Kandi Raj College was established in 1950 by the Kandi Raj family of Kandi. Affiliated to the University of Kalyani, it has the following departments: Physics, Chemistry, Mathematics, Computer Science, Bengali, English, Sanskrit, History, Geography, Political science, Philosophy and Economics.

Raja Birendra Chandra College was established in 1965 at Kandi. It was earlier known as Kandi Raj College of Commerce. Affiliated to the University of Kalyani, it offers honours courses in Bengali, English, Sanskrit, history, geography and BCom.

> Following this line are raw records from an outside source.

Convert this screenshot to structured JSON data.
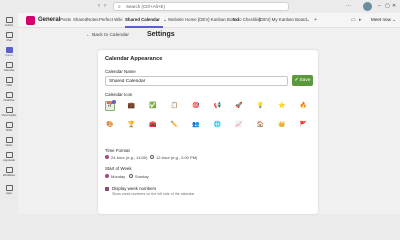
{
  "titlebar": {
    "search_placeholder": "Search (Ctrl+Alt+E)",
    "back_icon": "chevron-left-icon",
    "forward_icon": "chevron-right-icon"
  },
  "rail": {
    "items": [
      {
        "label": "Activity",
        "icon": "bell-icon"
      },
      {
        "label": "Chat",
        "icon": "chat-icon"
      },
      {
        "label": "Teams",
        "icon": "teams-icon",
        "active": true
      },
      {
        "label": "Calendar",
        "icon": "calendar-icon"
      },
      {
        "label": "Calls",
        "icon": "phone-icon"
      },
      {
        "label": "OneDrive",
        "icon": "cloud-icon"
      },
      {
        "label": "Viva Insights",
        "icon": "insights-icon"
      },
      {
        "label": "Shifts",
        "icon": "shifts-icon"
      },
      {
        "label": "Notes",
        "icon": "notes-icon"
      },
      {
        "label": "Approvals",
        "icon": "approvals-icon"
      },
      {
        "label": "Workflows",
        "icon": "workflow-icon"
      },
      {
        "label": "Apps",
        "icon": "apps-icon"
      }
    ]
  },
  "channel": {
    "name": "General",
    "brand_color": "#d6006d",
    "tabs": [
      "Posts",
      "Shared",
      "Notes",
      "Perfect Wiki",
      "Shared Calendar",
      "Website",
      "Home",
      "[DEV] Kanban Board",
      "Todo Checklist",
      "[DEV] My Kanban Board"
    ],
    "active_tab": 4,
    "meet_label": "Meet now"
  },
  "page": {
    "back_label": "Back to Calendar",
    "title": "Settings"
  },
  "appearance": {
    "section_title": "Calendar Appearance",
    "name_label": "Calendar Name",
    "name_value": "Shared Calendar",
    "save_label": "Save",
    "save_color": "#5b9a3c",
    "icon_label": "Calendar Icon",
    "icons": [
      {
        "name": "calendar-icon",
        "glyph": "📅",
        "selected": true
      },
      {
        "name": "briefcase-icon",
        "glyph": "💼"
      },
      {
        "name": "checkbox-icon",
        "glyph": "✅"
      },
      {
        "name": "clipboard-icon",
        "glyph": "📋"
      },
      {
        "name": "target-icon",
        "glyph": "🎯"
      },
      {
        "name": "megaphone-icon",
        "glyph": "📢"
      },
      {
        "name": "rocket-icon",
        "glyph": "🚀"
      },
      {
        "name": "lightbulb-icon",
        "glyph": "💡"
      },
      {
        "name": "star-icon",
        "glyph": "⭐"
      },
      {
        "name": "fire-icon",
        "glyph": "🔥"
      },
      {
        "name": "palette-icon",
        "glyph": "🎨"
      },
      {
        "name": "trophy-icon",
        "glyph": "🏆"
      },
      {
        "name": "toolbox-icon",
        "glyph": "🧰"
      },
      {
        "name": "pencil-icon",
        "glyph": "✏️"
      },
      {
        "name": "people-icon",
        "glyph": "👥"
      },
      {
        "name": "globe-icon",
        "glyph": "🌐"
      },
      {
        "name": "chart-icon",
        "glyph": "📈"
      },
      {
        "name": "house-icon",
        "glyph": "🏠"
      },
      {
        "name": "crown-icon",
        "glyph": "👑"
      },
      {
        "name": "flag-icon",
        "glyph": "🚩"
      }
    ],
    "time_format_label": "Time Format",
    "time_options": [
      "24-hour (e.g., 14:00)",
      "12-hour (e.g., 2:00 PM)"
    ],
    "time_selected": 0,
    "week_label": "Start of Week",
    "week_options": [
      "Monday",
      "Sunday"
    ],
    "week_selected": 0,
    "week_numbers_label": "Display week numbers",
    "week_numbers_help": "Show week numbers on the left side of the calendar",
    "week_numbers_checked": true,
    "accent_color": "#a1437e"
  }
}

Bimal Chandra College of Law was established at Kandi in 2002 with the untiring efforts of Atish Chandra Sinha, a doyen of the Kandi Raj family. It is affiliated with the University of Kalyani and approved by the Bar Council of India.

===Schools===
- Kandi Raj High School
- Kandi Raja Manindra Chandra Girls' High School
- Jemo N.N High School
- Sri Bishnu High School
- Bahara Adarsha Vidyapith
- Bahara Girls School
- Bagdanga R.S.S Vidyapith (high school)
- Bagdanga P.C. Girls School
- Chatinakandi Gurupada High School
- Namukandi High School
- Rasorah Ambika High School
- Saraswati Devi Public High School (affiliated to C.B.S.E.)
- Jagriti Public School (affiliated to C.B.S.E)

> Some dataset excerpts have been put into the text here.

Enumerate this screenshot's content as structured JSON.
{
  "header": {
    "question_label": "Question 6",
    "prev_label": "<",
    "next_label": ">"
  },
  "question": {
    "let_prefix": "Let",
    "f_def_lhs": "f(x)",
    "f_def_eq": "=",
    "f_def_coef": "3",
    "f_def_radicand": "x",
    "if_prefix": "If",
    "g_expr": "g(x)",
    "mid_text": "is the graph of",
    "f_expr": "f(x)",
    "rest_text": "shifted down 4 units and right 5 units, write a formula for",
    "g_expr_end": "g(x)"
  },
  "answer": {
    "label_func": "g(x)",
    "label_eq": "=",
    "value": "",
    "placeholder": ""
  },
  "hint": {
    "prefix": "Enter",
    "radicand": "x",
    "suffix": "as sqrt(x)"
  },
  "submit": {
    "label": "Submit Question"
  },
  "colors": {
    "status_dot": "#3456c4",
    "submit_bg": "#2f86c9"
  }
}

Regional development in education began when Kandi Raj High School was established by converting a theatre owned by the Zamindars of the Kandi Raj family. This was done on an appeal by Pandit Ishwar Chandra Vidyasagar, the eminent educationist and social reformer during the renaissance in Bengal. The Zamindar family, commonly referred to as Rajas, have contributed to the spread of education; in particular, they have taken initiative and built momentum for female education in and around the Kandi subdivision.

==Arts and culture==

The region has a local sweet confectionery called monohara.

==Notable people==
- Ramendra Sundar Tribedi – scientist and writer
- Byomkes Chakrabarti – linguist and educationist
- Atish Chandra Sinha – nationalist and politician
- Bikash Chandra Sinha – physicist and scientist
- Madanmohan Tarkalankar - Sanskrit Scholar

== Temples and Religious Centers ==
- Radhaballav Mandir: prominent temple in Kandi.
- Dakhina Kali Mandir: temple dedicated to the goddess Kali.
- Gopal Tungi Mandir: Another notable temple in the area.